Under such a deal, IBM would use AWS EC2 servers that come equipped with Nvidia's AI chips. One person familiar with the document and the negotiations said the IBM deal was for AI training and the talks are ongoing.
Investment firms issued research reports ahead of Nvidia's quarterly results.
Morgan Stanley raised the firm's price target on Nvidia to $160 from $150 and maintained an overweight rating on the shares.
The investment firm expects "another very good quarter." But it says the bigger upward revisions happen later in the year as the current environment is supply-constrained for Nvidia's Blackwell chips, and also partly for H200, a graphics-processing unit designed for high-performance computing and generative AI workloads.

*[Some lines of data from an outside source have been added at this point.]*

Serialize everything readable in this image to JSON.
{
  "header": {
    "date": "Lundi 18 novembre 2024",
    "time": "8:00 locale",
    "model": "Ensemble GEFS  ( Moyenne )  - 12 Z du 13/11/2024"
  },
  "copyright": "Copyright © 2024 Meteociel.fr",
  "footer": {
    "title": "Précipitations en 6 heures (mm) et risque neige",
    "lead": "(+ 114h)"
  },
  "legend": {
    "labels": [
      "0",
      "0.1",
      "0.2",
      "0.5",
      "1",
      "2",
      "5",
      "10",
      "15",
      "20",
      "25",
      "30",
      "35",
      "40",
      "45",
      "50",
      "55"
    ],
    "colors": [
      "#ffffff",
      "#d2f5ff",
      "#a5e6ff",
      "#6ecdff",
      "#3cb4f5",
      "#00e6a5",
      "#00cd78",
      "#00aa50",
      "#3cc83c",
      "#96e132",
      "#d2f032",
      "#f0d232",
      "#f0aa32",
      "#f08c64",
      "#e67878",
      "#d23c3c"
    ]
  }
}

Piper Sandler analyst Harsh Kumar raised the firm's price target on Nvidia to $175 from $140 and reiterated an overweight rating on the shares.
The analyst also elevated Nvidia to its top large-cap pick given the company's "dominant positioning" in artificial-intelligence accelerators and the upcoming launch of the Blackwell architecture.
The total addressable market for AI accelerators will to rise in 2025 by $70 billion, and Nvidia is well positioned to capture most of the incremental market increase while ceding only a small bit to its merchant chip competitors, Kumar said.
Regarding Nvidia's third-quarter report, the analyst's bull case projects a beat of roughly $1.3 billion in revenue for the October quarter and a beat of around $1.5 billion in a "greatly supply-constrained" January quarter.
Management is likely to make comments about extremely strong demand for H200 as well as both Blackwell and the Grace Blackwell superchip, Kumar said.